Having noted the extreme denial and minimisation of behaviour displayed to the authors of the reports prepared it is in my opinion unrealistic to believe that a programme designed to change men’s attitudes condoning domestic abuse has any prospect of success.  There is no basis for believing that the intense media scrutiny combined with your public position has had any bearing on your willingness to be accountable for your behaviour or that this might change within the time frame of the Caledonian Programme, whatever time frame might be allowed.  From the position which you adopted in evidence and from my understanding of the terms of the Criminal Justice Social Work Report the author of that report is in error in stating that you offered concessions in terms of your use of physical force against your former wives to exert control and achieve your own ends. 

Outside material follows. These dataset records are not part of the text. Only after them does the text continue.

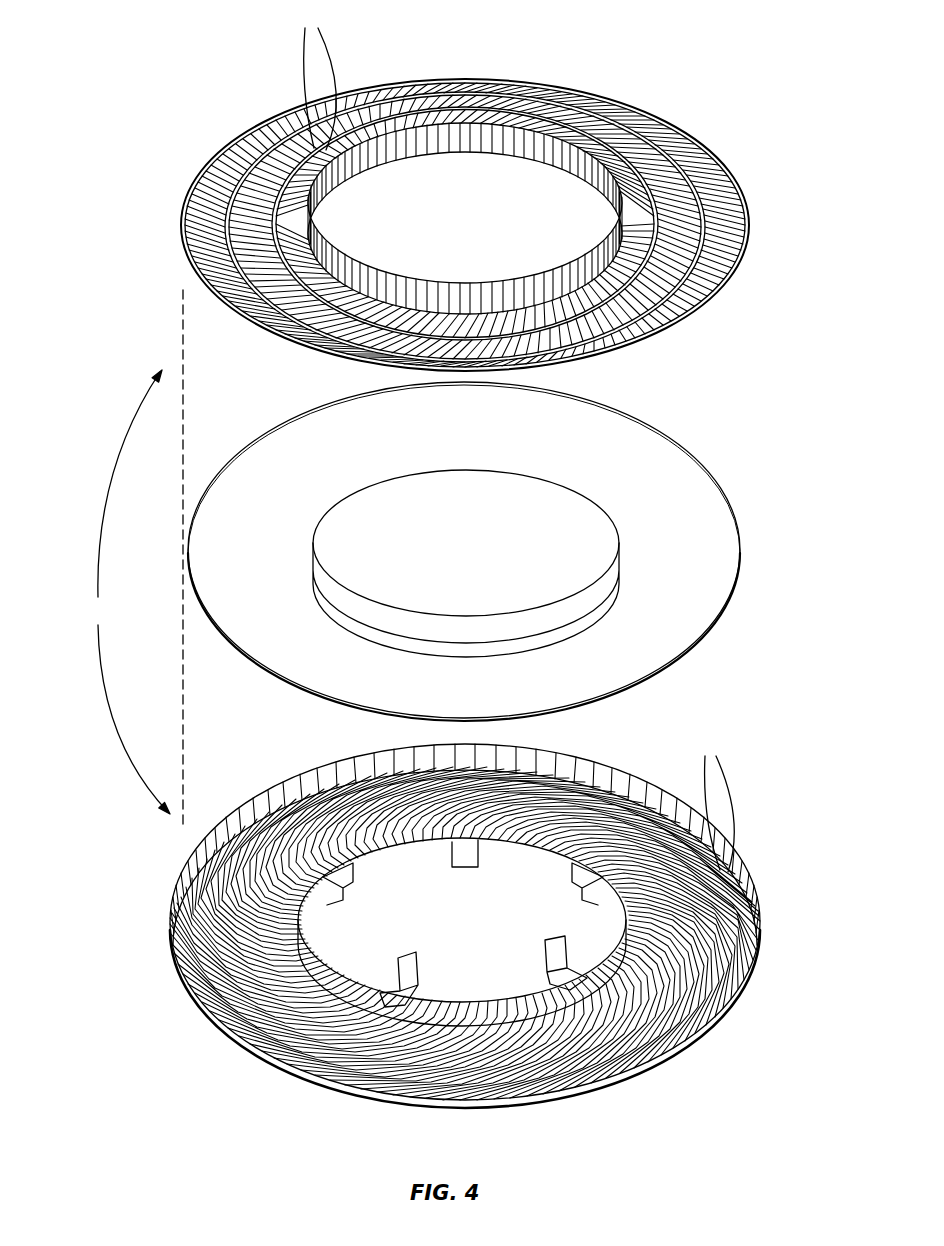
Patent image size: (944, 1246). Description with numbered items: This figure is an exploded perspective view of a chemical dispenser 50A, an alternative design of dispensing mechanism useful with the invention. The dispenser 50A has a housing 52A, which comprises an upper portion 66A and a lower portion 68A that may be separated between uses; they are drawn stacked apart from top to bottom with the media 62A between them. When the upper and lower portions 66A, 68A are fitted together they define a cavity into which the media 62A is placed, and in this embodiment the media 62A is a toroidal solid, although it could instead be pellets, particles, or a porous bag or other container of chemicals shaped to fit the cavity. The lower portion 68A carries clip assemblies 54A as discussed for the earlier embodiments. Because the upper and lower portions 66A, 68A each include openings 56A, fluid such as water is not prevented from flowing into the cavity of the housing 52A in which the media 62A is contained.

The dispenser 50A is at (94, 106).
The housing 52A is at (118, 557).
The clip assemblies 54A is at (545, 962).
The openings 56A is at (514, 438).
The media 62A is at (690, 455).
The upper portion 66A is at (708, 116).
The lower portion 68A is at (469, 935).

I formed the impression that in the few incidents where you acknowledged the use of physical force you believe you were entitled to or justified in its use and certainly have made no apology for it.  Your denial appears to me to be absolute.  There is no acknowledgement of any unacceptable behaviour.  There is no indication of any motivation to change.  Accordingly, in my opinion, the conclusion that there is sufficient scope to work with you towards addressing your entrenched attitudes, values and beliefs supportive of domestic abuse is flawed.  Your expressed willingness to comply with such a programme is in my opinion intended only to attempt to avoid a custodial sentence and not an indication of any motivation to change your behaviour.

As I have already said the offences in this complaint are of varying degrees of seriousness.  Individually some of them might not merit a custodial sentence.  The cumulative effect of them, and the pattern of abuse or course of criminal conduct, is such that a custodial sentence is merited for all offences. 

I have considered whether any alternative to a custodial sentence is appropriate.  In cases involving domestic abuse it will usually be hoped that there is sufficient acknowledgement of unacceptable behaviour to allow for a process of education and change through the Caledonian Men’s Programme.  For the reasons already given I do not consider that such a disposal is appropriate in this case. 

A considerable number of years have passed since these offences were committed.  However that is no mitigation of the crimes.  As I have already said the effect of domestic abuse on those affected by it can be profound.  It was clear to me from the demeanour and the evidence of your former wives that in varying degrees the effect of your behaviour remains vivid and distressing to them.  It would also appear to have had an adverse effect upon your relationship with your children and while you seek to blame Mrs Gruber for their attitude towards you I noted from productions lodged by you that at a time when the younger children were old enough to express their own views they had no wish to have contact with you because of your temper and there was also no contact with your older child or your stepdaughter. 

I agree with the terms of the report that a Restriction of Liberty Order is not an appropriate disposal in view of the assessment of moderate risk of analogous offending in the context of intimate relationships and with regard to the protection of your present wife.

Having regard to the gravity of these offences as a result of the cumulative effect of them, your extreme denial and complete absence of any remorse and the assessment of risk I have come to the conclusion that a custodial sentence is the only appropriate disposal.  While your age and absence of previous convictions might have been reflected in a reduction in sentence, in my opinion, the repeated abusive and violent behaviour towards your three former wives and stepdaughter over a period of some 28 years outweighs such factors.

I propose to distinguish between the offences to reflect their relative seriousness:-

Each of Charges 8, 12, 14, 19, 20 and 22 – three months imprisonment

Each of Charges 4, 9, 13, 15, 16, and 17 – six months imprisonment

Each of Charges 2, 3, 6, 10, and 11 – eight months imprisonment

Each of Charges 1, , 18, 21, 23 and 24 – ten months imprisonment

Each of Charges 5 and 7 – twelve months imprisonment

These sentences will be concurrent making a total period of imprisonment of 12 months”.